The San Francisco calamity by earthquake and fire eBook
Charles Morris
Food, water and shelter were not the only urgent needs.
At first there was absolutely no sanitary provision,
and the danger of an epidemic was great. This
was a peril which the Board of Health addressed itself
vigorously to meet, and steps for improving the sanitary
conditions were hastily taken. Quick provision
for sheltering the unfortunates was also made.
Eight temporary structures, 150 feet in length by 28
feet wide and 13 feet high, were erected in Golden
Gate Park, and in these sheds thousands found reasonably
comfortable quarters. This was but a beginning.
More of these buildings were rapidly erected, and by
their aid the question of shelter was in part solved.
The buildings were divided into compartments large
enough to house a family, each compartment having
an entrance from the outside. This work was done
under the control of the engineering department of
the United States army, which had taken steps to obtain
a full supply of lumber and had put 135 carpenters
to work.

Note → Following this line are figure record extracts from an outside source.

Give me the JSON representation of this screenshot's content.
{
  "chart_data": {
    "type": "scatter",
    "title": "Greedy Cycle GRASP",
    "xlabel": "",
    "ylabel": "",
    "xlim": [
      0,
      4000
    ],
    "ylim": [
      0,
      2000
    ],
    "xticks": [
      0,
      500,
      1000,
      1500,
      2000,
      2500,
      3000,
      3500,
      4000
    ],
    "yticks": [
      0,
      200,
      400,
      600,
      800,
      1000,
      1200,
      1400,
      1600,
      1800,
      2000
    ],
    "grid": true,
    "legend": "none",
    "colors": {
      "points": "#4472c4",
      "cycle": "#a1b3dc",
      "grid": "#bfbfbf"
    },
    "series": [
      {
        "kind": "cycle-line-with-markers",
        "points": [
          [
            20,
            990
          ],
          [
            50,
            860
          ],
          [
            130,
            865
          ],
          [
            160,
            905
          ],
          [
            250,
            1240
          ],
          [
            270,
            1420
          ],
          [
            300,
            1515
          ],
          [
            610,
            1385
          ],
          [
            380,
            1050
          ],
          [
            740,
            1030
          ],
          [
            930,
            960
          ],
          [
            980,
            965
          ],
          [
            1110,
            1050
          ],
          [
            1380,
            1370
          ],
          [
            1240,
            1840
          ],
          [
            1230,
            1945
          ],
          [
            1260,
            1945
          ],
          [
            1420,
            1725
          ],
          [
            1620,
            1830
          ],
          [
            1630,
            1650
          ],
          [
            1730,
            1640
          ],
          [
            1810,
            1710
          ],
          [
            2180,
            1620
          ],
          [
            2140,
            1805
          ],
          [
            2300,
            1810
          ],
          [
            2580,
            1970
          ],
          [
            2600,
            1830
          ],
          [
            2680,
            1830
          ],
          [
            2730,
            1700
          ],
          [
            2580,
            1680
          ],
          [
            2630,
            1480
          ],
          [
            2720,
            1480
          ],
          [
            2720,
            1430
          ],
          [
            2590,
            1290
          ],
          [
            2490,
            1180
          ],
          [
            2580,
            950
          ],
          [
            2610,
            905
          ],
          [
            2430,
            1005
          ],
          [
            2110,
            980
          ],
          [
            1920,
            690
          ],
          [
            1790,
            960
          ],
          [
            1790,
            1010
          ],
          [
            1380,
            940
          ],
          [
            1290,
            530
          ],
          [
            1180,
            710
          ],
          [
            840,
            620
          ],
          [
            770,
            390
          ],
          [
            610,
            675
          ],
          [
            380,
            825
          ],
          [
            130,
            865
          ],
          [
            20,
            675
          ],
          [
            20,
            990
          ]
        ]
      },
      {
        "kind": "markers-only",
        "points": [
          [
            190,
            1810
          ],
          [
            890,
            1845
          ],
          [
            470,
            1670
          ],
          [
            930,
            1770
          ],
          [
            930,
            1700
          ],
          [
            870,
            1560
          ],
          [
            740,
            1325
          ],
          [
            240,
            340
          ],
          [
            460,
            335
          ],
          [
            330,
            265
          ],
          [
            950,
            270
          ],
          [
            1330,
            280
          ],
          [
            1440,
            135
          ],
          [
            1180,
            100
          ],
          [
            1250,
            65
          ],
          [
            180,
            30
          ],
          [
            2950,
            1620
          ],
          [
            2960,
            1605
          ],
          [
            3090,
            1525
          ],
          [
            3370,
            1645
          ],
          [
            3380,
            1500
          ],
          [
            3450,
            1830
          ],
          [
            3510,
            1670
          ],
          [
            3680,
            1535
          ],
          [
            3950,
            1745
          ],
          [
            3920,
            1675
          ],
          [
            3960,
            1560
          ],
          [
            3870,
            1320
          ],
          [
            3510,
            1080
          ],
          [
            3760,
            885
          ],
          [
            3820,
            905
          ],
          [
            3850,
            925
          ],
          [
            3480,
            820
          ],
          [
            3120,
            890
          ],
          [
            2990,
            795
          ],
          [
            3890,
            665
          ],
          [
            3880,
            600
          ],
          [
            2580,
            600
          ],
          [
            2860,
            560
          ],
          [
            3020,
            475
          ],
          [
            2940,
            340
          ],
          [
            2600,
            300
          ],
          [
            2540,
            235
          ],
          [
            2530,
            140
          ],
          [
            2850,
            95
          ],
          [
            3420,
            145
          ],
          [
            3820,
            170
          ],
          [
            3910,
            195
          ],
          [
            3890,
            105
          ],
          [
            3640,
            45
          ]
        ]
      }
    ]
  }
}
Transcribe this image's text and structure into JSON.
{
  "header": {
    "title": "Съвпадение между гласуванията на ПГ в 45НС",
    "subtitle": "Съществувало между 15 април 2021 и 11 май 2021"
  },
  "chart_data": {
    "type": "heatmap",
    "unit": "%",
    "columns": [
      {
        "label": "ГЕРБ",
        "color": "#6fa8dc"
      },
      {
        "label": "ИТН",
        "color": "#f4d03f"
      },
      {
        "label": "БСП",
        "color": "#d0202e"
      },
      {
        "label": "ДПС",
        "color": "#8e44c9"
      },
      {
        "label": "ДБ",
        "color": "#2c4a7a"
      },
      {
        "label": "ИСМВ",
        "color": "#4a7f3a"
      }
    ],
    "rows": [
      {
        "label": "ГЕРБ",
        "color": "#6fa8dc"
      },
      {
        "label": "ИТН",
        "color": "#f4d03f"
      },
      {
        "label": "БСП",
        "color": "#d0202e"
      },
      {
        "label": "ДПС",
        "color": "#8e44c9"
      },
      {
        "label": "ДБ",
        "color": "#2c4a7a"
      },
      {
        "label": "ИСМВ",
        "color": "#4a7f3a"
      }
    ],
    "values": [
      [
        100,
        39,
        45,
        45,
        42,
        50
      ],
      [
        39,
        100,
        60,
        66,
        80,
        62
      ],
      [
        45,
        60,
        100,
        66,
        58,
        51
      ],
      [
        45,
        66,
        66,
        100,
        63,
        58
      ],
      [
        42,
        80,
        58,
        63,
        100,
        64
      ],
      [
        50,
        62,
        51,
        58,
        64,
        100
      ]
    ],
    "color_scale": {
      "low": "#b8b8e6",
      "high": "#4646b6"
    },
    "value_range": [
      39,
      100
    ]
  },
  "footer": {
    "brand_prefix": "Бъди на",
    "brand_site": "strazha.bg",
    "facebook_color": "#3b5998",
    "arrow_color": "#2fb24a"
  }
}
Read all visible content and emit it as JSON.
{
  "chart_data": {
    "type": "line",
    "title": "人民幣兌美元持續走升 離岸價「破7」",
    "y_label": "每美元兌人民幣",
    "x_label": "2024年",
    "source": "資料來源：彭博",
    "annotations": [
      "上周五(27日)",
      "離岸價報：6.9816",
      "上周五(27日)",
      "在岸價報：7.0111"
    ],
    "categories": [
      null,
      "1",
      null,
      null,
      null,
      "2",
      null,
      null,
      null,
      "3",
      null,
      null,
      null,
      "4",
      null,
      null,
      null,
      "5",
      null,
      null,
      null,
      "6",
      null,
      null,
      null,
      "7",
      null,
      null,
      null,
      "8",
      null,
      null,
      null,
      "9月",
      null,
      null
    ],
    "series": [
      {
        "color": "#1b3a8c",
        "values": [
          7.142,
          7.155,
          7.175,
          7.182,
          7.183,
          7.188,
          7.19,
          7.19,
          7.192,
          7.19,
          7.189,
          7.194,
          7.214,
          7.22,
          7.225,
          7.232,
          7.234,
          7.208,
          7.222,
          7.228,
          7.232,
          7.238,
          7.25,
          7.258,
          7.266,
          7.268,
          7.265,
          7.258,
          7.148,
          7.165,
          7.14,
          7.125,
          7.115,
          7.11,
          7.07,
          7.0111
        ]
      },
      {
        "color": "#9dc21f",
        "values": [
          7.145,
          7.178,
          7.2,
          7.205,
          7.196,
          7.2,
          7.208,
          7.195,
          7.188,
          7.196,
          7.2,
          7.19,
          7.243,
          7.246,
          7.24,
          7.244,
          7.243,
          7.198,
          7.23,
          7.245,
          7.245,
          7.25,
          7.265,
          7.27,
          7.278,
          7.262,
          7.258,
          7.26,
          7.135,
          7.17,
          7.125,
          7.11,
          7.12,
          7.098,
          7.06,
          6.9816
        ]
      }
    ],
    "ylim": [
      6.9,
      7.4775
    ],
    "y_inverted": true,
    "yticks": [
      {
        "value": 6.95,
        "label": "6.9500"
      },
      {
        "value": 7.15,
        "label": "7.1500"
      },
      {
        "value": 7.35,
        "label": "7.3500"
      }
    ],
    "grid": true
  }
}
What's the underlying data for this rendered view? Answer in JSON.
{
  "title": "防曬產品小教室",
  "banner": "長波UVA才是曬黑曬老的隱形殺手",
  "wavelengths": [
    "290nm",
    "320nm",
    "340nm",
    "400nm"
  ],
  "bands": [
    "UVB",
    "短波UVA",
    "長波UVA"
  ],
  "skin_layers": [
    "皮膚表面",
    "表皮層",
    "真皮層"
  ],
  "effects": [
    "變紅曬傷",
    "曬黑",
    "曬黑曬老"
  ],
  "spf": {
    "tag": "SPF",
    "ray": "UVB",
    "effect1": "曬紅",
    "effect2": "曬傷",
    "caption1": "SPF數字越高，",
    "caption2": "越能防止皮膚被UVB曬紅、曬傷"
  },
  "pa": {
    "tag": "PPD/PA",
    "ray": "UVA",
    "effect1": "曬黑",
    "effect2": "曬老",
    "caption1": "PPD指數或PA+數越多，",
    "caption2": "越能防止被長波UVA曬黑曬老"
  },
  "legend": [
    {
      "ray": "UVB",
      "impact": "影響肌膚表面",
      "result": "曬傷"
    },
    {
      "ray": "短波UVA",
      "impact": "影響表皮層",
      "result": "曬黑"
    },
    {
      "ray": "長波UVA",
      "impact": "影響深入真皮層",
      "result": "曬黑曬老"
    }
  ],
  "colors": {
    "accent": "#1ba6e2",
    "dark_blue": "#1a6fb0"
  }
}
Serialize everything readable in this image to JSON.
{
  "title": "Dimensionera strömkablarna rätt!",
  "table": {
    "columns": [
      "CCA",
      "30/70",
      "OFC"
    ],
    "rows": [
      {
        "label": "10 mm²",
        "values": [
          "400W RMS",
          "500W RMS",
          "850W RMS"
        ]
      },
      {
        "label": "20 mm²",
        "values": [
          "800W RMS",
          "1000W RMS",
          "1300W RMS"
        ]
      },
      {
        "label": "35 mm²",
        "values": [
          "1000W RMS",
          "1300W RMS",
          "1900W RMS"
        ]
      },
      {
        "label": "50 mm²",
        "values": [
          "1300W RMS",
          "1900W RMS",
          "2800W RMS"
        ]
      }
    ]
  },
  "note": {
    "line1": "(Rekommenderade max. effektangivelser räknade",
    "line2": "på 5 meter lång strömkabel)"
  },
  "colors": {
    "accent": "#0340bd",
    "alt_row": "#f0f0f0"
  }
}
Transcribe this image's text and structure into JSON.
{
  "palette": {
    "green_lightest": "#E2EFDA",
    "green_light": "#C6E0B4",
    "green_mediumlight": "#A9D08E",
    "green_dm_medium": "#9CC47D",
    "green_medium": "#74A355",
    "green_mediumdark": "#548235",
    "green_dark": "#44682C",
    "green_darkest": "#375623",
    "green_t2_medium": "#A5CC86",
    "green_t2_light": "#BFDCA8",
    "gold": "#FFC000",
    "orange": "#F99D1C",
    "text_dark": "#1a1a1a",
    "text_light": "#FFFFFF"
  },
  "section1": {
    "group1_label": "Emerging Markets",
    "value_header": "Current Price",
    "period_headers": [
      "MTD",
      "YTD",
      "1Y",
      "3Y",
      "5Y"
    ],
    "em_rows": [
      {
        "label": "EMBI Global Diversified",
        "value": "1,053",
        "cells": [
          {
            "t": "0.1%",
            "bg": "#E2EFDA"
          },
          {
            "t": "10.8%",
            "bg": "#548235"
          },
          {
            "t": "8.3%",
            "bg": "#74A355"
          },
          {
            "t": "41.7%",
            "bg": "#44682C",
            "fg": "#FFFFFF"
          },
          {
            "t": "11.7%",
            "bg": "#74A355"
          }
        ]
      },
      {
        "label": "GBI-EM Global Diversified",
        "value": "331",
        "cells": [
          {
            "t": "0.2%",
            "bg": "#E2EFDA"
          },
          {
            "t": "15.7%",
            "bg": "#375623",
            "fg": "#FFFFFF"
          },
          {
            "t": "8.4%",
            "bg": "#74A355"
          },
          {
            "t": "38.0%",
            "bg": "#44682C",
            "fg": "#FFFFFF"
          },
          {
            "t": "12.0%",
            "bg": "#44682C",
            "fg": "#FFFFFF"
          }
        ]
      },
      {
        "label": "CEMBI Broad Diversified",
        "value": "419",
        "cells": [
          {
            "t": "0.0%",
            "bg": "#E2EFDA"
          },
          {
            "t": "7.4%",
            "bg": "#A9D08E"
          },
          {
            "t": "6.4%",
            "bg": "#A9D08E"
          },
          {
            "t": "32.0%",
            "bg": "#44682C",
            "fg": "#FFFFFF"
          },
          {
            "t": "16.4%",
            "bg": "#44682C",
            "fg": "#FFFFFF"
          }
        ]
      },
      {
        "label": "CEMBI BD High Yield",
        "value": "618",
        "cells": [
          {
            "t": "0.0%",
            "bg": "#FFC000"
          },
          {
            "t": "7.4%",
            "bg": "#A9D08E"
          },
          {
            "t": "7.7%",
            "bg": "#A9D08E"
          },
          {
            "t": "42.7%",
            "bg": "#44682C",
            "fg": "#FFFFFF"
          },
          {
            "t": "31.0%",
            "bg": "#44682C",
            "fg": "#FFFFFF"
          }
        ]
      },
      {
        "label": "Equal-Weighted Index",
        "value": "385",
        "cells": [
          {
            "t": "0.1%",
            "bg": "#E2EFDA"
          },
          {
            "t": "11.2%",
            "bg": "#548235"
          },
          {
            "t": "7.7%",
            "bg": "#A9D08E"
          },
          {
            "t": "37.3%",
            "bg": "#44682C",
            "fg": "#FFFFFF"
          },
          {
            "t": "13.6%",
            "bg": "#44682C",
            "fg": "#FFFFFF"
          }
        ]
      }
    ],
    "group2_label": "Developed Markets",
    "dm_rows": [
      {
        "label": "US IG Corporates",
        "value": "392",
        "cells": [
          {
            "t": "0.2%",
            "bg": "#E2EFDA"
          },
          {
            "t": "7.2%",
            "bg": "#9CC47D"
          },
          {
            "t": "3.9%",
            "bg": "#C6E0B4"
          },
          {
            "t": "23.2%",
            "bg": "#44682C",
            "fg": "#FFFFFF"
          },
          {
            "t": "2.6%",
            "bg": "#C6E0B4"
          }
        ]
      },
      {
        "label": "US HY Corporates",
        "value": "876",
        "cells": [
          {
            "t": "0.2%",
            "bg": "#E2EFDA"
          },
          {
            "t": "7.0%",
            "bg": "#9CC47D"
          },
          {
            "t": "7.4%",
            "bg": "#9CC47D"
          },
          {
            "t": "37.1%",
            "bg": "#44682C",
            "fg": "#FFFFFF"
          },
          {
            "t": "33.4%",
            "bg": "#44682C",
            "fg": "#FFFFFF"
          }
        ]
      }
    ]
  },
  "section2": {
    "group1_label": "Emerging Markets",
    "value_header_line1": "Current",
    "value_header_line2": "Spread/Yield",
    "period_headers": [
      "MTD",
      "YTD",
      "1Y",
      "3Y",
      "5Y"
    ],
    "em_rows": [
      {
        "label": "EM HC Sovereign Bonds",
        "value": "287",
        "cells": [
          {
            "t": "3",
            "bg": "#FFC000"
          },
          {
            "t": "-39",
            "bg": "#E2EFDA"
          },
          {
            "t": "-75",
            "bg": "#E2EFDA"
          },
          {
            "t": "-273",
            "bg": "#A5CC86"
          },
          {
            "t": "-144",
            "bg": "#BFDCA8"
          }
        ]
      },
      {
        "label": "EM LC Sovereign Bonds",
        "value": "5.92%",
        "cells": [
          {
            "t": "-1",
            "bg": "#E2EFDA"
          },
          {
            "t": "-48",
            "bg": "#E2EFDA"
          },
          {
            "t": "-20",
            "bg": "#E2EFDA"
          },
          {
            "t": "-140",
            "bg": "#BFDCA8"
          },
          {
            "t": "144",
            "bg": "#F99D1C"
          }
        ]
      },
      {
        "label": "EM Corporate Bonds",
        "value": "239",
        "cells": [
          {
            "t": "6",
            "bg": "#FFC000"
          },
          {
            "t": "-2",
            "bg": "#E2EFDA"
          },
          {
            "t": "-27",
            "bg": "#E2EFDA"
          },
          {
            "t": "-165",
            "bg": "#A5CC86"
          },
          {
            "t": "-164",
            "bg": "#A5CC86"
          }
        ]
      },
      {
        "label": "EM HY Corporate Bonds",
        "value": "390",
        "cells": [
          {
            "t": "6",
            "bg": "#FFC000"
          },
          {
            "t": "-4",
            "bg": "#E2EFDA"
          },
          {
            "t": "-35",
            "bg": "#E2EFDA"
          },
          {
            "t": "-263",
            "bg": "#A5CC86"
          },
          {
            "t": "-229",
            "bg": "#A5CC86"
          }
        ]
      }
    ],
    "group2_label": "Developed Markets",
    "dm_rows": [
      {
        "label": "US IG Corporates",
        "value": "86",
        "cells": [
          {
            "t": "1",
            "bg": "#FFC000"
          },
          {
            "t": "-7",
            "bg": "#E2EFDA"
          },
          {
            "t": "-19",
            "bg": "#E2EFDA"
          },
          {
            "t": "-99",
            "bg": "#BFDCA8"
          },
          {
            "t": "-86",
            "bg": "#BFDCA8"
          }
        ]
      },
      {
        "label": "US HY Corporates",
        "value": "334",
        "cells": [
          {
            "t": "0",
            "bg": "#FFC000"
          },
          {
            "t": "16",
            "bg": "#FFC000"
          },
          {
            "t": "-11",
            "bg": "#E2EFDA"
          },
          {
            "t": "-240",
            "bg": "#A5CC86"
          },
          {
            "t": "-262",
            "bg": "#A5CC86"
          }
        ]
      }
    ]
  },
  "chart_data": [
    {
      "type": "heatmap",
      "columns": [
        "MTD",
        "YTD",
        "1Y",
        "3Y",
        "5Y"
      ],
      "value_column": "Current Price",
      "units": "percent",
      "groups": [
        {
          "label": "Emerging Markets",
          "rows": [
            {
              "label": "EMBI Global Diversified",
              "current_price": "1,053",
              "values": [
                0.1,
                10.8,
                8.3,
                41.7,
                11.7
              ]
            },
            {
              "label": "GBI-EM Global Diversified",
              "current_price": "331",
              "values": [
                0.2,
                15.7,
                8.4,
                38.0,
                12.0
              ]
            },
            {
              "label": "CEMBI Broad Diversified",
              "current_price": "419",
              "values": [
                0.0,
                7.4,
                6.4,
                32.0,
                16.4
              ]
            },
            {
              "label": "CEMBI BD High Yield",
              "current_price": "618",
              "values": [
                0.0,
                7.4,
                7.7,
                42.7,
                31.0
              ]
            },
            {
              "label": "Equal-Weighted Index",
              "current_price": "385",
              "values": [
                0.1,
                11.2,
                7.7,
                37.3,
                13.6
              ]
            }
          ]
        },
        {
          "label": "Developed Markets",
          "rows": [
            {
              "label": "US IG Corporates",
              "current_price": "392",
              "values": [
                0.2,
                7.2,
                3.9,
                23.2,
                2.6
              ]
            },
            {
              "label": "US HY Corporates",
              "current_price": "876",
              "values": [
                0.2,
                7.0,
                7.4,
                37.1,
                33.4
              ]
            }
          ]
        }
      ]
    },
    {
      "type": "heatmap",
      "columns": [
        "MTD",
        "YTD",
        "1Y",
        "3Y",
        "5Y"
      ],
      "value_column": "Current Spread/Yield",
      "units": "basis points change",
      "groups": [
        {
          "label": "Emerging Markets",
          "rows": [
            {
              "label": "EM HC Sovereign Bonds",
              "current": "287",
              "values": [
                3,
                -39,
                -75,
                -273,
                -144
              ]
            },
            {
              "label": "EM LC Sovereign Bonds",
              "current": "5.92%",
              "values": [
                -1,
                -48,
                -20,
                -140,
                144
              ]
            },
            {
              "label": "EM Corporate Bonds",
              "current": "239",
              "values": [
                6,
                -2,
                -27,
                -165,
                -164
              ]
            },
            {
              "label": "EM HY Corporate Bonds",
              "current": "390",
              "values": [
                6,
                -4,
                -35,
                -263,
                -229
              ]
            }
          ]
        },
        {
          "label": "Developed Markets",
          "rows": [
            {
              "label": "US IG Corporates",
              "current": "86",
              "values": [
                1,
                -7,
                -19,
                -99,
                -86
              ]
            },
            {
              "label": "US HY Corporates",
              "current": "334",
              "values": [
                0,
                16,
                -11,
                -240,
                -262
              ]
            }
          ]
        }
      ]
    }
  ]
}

Those of the refugees who were without
tents were the first to be provided for in these temporary
buildings.
THE CAMPS IN THE PARKS.
To those who made an inspection of the situation a
few days after the earthquake, the hills and beaches
of San Francisco looked like an immense tented city.
For miles through the park and along the beaches from
Ingleside to the sea wall at North Beach the homeless
were camped in tents—makeshifts rigged
up from a few sticks of wood and a blanket or sheet.
Some few of the more fortunate secured vehicles on
which they loaded regulation tents and were, therefore,
more comfortably housed than the great majority.
Golden Gate Park and the Panhandle looked like one
vast campaign ground. It is said that fully 100,000
persons, rich and poor alike, sought refuge in Golden
Gate Park alone, and 200,000 more homeless ones located
at the other places of refuge.
At the Presidio military reservation, where probably
50,000 persons were camped, affairs were conducted
with military precision. Water was plentiful
and rations were dealt out all day long. The refugees
stood patiently in line and there was not a murmur.
This characteristic was observable all over the city.
The people were brave and patient, and the wonderful
order preserved by them proved of great assistance.
In Golden Gate Park a huge supply station had been
established and provisions were dealt out.
Six hundred men from the Ocean Shore Railway arrived
on Saturday night with wagons and implements to work
on the sewer system. Inspectors were kept going
from house to house, examining chimneys and issuing
permits to build fires. In fact, activity manifested
itself in all quarters in the attempt to bring order
out of confusion, and in an astonishingly short time
the tented city was converted from a scene of wretched
disorder into one of order and system.